Detailed policy of Supply & Borrow
Supply APY, Borrow APY, and Estimated Details
Supply APY (%) and Borrow APY (%) are subject to change based on real-time conditions.
KSP Distribution APY (%) refers to the estimated annual APY that can be earned from the KSP distributed in the pool. KSP rewards are not recognized as collateral.
Borrow APY (%) is the calculated interest rate representing the annual Borrow fee that must be paid when borrowing assets.
All figures are real-time estimates and may differ from actual results.
Supply and Removal Policy
Users can freely remove their supplied assets and earned rewards at any time. However, if users are actively borrowing assets, the minimum collateral ratio must be maintained to support the borrowing position, which may limit the removable amount.
Removals may be temporarily delayed depending on pool utilization, but the reward rate model is designed to encourage the natural return of borrowed assets, ensuring that all supplied assets can be fully removed.
In addition to supply rewards, KSP rewards are distributed for contributing to liquidity supply. The total supply APY for each supply pool is the sum of the supply reward APY and the KSP distribution APY.

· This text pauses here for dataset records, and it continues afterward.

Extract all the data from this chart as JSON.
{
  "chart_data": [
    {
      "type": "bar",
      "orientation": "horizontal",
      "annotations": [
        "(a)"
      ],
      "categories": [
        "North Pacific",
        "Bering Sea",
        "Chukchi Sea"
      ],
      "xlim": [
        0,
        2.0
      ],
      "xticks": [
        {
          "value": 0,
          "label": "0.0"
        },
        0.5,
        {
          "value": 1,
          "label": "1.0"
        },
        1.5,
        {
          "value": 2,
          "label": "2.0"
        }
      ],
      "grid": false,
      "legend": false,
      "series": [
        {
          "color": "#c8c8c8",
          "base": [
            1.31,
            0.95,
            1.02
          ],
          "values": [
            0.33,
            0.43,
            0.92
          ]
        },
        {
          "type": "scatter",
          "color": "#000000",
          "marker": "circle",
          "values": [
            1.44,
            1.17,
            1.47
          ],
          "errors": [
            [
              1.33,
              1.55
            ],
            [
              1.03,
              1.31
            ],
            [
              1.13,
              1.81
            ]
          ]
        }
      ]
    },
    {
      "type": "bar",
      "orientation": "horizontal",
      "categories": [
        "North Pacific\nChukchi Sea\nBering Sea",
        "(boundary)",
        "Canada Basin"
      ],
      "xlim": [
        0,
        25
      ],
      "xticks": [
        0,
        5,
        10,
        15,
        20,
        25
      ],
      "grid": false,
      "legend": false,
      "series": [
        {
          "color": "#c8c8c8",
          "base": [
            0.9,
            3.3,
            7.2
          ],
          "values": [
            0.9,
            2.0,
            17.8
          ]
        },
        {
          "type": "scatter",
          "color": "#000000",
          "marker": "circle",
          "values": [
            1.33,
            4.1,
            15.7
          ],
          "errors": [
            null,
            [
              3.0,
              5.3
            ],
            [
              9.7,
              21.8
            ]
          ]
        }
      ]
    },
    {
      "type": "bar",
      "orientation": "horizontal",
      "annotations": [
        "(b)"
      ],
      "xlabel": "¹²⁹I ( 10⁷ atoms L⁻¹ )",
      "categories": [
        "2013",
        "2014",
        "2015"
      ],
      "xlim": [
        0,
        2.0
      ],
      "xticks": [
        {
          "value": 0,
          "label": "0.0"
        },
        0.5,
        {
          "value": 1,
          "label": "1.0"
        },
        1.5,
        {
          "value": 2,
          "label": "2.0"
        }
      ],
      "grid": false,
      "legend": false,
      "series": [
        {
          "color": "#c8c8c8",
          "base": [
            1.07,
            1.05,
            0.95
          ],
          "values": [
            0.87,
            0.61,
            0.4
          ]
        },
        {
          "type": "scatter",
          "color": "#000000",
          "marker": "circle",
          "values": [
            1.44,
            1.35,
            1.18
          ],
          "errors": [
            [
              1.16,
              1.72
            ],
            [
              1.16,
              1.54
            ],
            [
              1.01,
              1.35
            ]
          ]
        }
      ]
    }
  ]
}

In the event of significant market price fluctuations, auto-return may occur, and it is possible that all (100%) of the user’s supplied assets are returned to repay the borrowed assets, leaving no remaining assets for the user.
The supply reward APY (%) and KSP distribution APY (%) for each supply pool are real-time values that fluctuate based on the total supply in the pool, supply/borrow status, and daily KSP distribution quantity.
Supply rewards are distributed in the same token as the supplied asset and are automatically resupplied to the pool as collateral. However, KSP rewards are not recognized as collateral and must be manually claimed.
Supply rewards accrue in real time based on APY and can be removed along with the supplied assets. When removing liquidity, users can remove both the supplied assets and the accumulated rewards up to that point.
Upon initial liquidity supply, an approval transaction must be completed for each token, after which users can continue supplying liquidity.
80% of the accumulated borrowing costs are distributed to liquidity suppliers as supply rewards, while the remaining 20% is added to the reserve factor, which is used to ensure the safe return of borrowed assets in exceptional cases or for KSP token buybacks to maintain protocol stability.
Borrow and Return Policy
Users can borrow desired assets using their supplied liquidity as collateral. Supply rewards are recognized as collateral, but KSP rewards are not.
The maximum borrowing limit is determined by the supplied collateral, pool liquidity, and Max Loan to Value (LTV) ratio.
The Max LTV ratio ensures that the protocol remains stable, even if the value of the borrowed assets rises sharply or the value of the collateral assets drops significantly, preventing difficulties in asset repayment.
Borrowed assets must be repaid along with the associated borrowing costs (Borrow APY).
80% of the borrowing fees paid by users are distributed to liquidity providers, while 20% is added to the reserve factor. The reserve factor is used for exceptional cases where borrowed assets are not properly returned or for KSP token buybacks to stabilize the protocol.
The Borrow APY for each pool depends on the pool utilization rate, which is calculated as follows: Pool Utilization Rate = (Total Borrowed Assets / Total Supplied Assets)*100
Auto-Return Threshold and Auto-Return Policy
Borrowers must pay Borrow APY for borrowing liquidity. This cost is included in the borrowed assets in real time. Borrowers can remove their remaining collateral only after restoring the borrowed assets, including all fees.
To ensure the safe return of borrowed assets, auto-return may be triggered if the Loan-to-Value (LTV) ratio exceeds the auto-return threshold. The threshold varies by asset and can be checked on the details page for each pool or Docs.
During an auto-return, the smart contract repay part or all of the borrower’s collateral to restore the borrowed assets. An auto-return fee is applied during this process, and the cost, including the fee, is deducted from the user’s collateral.
The auto-return fee serves as compensation to the protocol and may be used to address unreturned assets during rapid price fluctuations.